Thursday, June 28, 2007

Three for Thursday: Candidates’ Wives, Breastfeeding Discrimination (Again!) and Bee Keeper Needed

Item #1: The Working Mom as a Candidate’s Wife

I’ve been monitoring the news media’s coverage of Illinois Senator Barack Obama’s wife Michelle’s decision to temporarily scale back her work while she helps her spouse campaign for president. As I read articles attacking her and clucking their tongues at the “waste” of Michelle Obama’s talent, it reminded me of the media coverage given to former Vermont Governor Howard Dean’s wife Judith Steinberg’s decision NOT to scale back her work as a physician while her husband ran for president. She too was lambasted, but her crime was failing to put aside her work in order to join her spouse on the campaign trail. I delve further into this conundrum – how the spouses of presidential candidates just can’t win no matter what they do with their careers – in this week’s column on Mommy Track’d.

Item #2: Breastfeeding Discrimination, This Time Among Doctors

Yes, you read in this blog with alarming regularity how the medical community sends one message to moms (that moms should breastfeed their infants for a year and stay away from that “poison” known as baby formula), while society sends another message (don’t breastfeed in public, don’t make others uncomfortable and if you have the nerve to try to go back to work while you’re still breastfeeding, you’d better get used to using that pump in a cramped bathroom stall and get that distasteful business done in 10 minutes or less).

Now we have the convergence of the medical field and society in a news story this week, where a woman with a 7-week-old baby — who has to take a 9-hour-long test in order to commence her medical residency – has been denied the opportunity to express her breastmilk every two to three hours. The reason? The spokeswoman for the medial board overseeing the test says that they don’t have to accommodate her because breastfeeding isn’t — get this — a disability.

Well, my friends, it’ll turn into a disability when the would-be resident’s breasts explode with nine hours worth of breastmilk and she develops dangerous infections.
The hypocrisy of this turn of events is stunning.
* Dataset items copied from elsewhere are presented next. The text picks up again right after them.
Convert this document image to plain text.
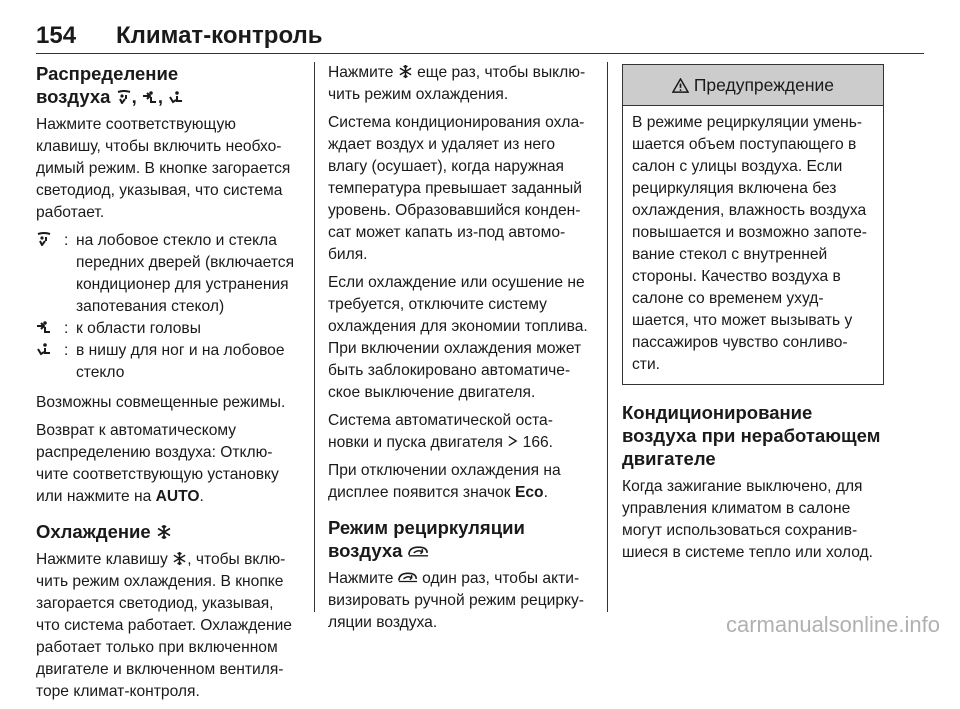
154 Климат-контроль
Распределение
воздуха , ,

Нажмите соответствующую клавишу, чтобы включить необхо-димый режим. В кнопке загорается светодиод, указывая, что система работает.

: на лобовое стекло и стекла передних дверей (включается кондиционер для устранения запотевания стекол)
: к области головы
: в нишу для ног и на лобовое стекло

Возможны совмещенные режимы.

Возврат к автоматическому распределению воздуха: Отклю-чите соответствующую установку или нажмите на AUTO.

Охлаждение

Нажмите клавишу , чтобы вклю-чить режим охлаждения. В кнопке загорается светодиод, указывая, что система работает. Охлаждение работает только при включенном двигателе и включенном вентиля-торе климат-контроля.

Нажмите еще раз, чтобы выклю-чить режим охлаждения.

Система кондиционирования охла-ждает воздух и удаляет из него влагу (осушает), когда наружная температура превышает заданный уровень. Образовавшийся конден-сат может капать из-под автомо-биля.

Если охлаждение или осушение не требуется, отключите систему охлаждения для экономии топлива. При включении охлаждения может быть заблокировано автоматиче-ское выключение двигателя.

Система автоматической оста-новки и пуска двигателя 166.

При отключении охлаждения на дисплее появится значок Eco.

Режим рециркуляции
воздуха

Нажмите один раз, чтобы акти-визировать ручной режим рецирку-ляции воздуха.

Предупреждение
В режиме рециркуляции умень-шается объем поступающего в салон с улицы воздуха. Если рециркуляция включена без охлаждения, влажность воздуха повышается и возможно запоте-вание стекол с внутренней стороны. Качество воздуха в салоне со временем ухуд-шается, что может вызывать у пассажиров чувство сонливо-сти.
Кондиционирование воздуха при неработающем двигателе

Когда зажигание выключено, для управления климатом в салоне могут использоваться сохранив-шиеся в системе тепло или холод.

carmanualsonline.info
Item #3: Bee Keeper Needed

The kids and I were eating breakfast on our deck this morning when the youngest one accidentally backed his chair against the railing. I didn’t think anything of it.

Until the bees came out.

And they were mighty angry.

(You’d a-thunk that someone had told them that the Red Sox just lost their third straight game last night and that epic hero pitcher Curt Schilling is on the DL for the next few weeks much to the chagrin of his legions of fans.)
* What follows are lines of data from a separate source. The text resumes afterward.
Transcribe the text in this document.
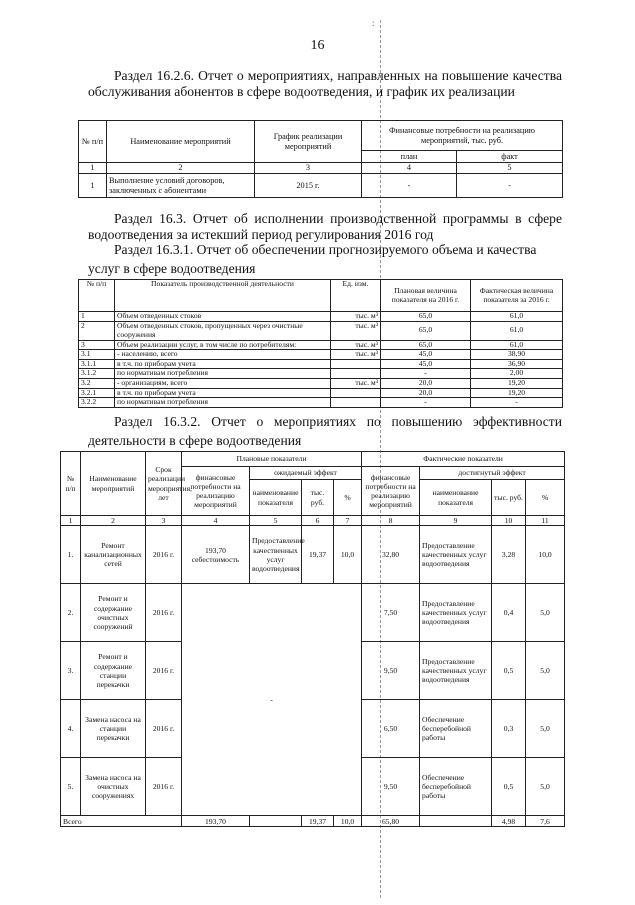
:
16
Раздел 16.2.6. Отчет о мероприятиях, направленных на повышение качества обслуживания абонентов в сфере водоотведения, и график их реализации
№ п/п	Наименование мероприятий	График реализации мероприятий	Финансовые потребности на реализацию мероприятий, тыс. руб.	
			план	факт
1	2	3	4	5
1	Выполнение условий договоров, заключенных с абонентами	2015 г.	-	-
Раздел 16.3. Отчет об исполнении производственной программы в сфере водоотведения за истекший период регулирования 2016 год
Раздел 16.3.1. Отчет об обеспечении прогнозируемого объема и качества
услуг в сфере водоотведения
№ п/п	Показатель производственной деятельности	Ед. изм.	Плановая величина показателя на 2016 г.	Фактическая величина показателя за 2016 г.
1	Объем отведенных стоков	тыс. м³	65,0	61,0
2	Объем отведенных стоков, пропущенных через очистные сооружения	тыс. м³	65,0	61,0
3	Объем реализации услуг, в том числе по потребителям:	тыс. м³	65,0	61,0
3.1	- населению, всего	тыс. м³	45,0	38,90
3.1.1	в т.ч. по приборам учета		45,0	36,90
3.1.2	по нормативам потребления		-	2,00
3.2	- организациям, всего	тыс. м³	20,0	19,20
3.2.1	в т.ч. по приборам учета		20,0	19,20
3.2.2	по нормативам потребления		-	-
Раздел 16.3.2. Отчет о мероприятиях по повышению эффективности
деятельности в сфере водоотведения
№ п/п	Наименование мероприятий	Срок реализации мероприятия, лет	Плановые показатели				Фактические показатели			
			финансовые потребности на реализацию мероприятий	ожидаемый эффект			финансовые потребности на реализацию мероприятий	достигнутый эффект		
				наименование показателя	тыс. руб.	%		наименование показателя	тыс. руб.	%
1	2	3	4	5	6	7	8	9	10	11
1.	Ремонт канализационных сетей	2016 г.	193,70 себестоимость	Предоставление качественных услуг водоотведения	19,37	10,0	32,80	Предоставление качественных услуг водоотведения	3,28	10,0
2.	Ремонт и содержание очистных сооружений	2016 г.	-				7,50	Предоставление качественных услуг водоотведения	0,4	5,0
3.	Ремонт и содержание станции перекачки	2016 г.					9,50	Предоставление качественных услуг водоотведения	0,5	5,0
4.	Замена насоса на станции перекачки	2016 г.					6,50	Обеспечение бесперебойной работы	0,3	5,0
5.	Замена насоса на очистных сооружениях	2016 г.					9,50	Обеспечение бесперебойной работы	0,5	5,0
Всего			193,70		19,37	10,0	65,80		4,98	7,6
Apparently there’s a bees’ nest somewhere inside (or underneath?) the railing that was disturbed when Casey’s chair hit it.

As they were suddenly buzzing everywhere like bees on speed, one stung Abbey’s bicep plunging her into a wave of tears. Several ice packs, a dose of Benadryl, an application of a baking soda paste and many kisses later, Abbey was taken to the sofa in the family room with a stack of books and some of her favorite CDs. (However I’m still watching her arm which continues to get redder and puffier. I’m hoping a visit to the pediatrician isn’t in our immediate future.)

The Spouse, our resident bee keeper, has been put on notice.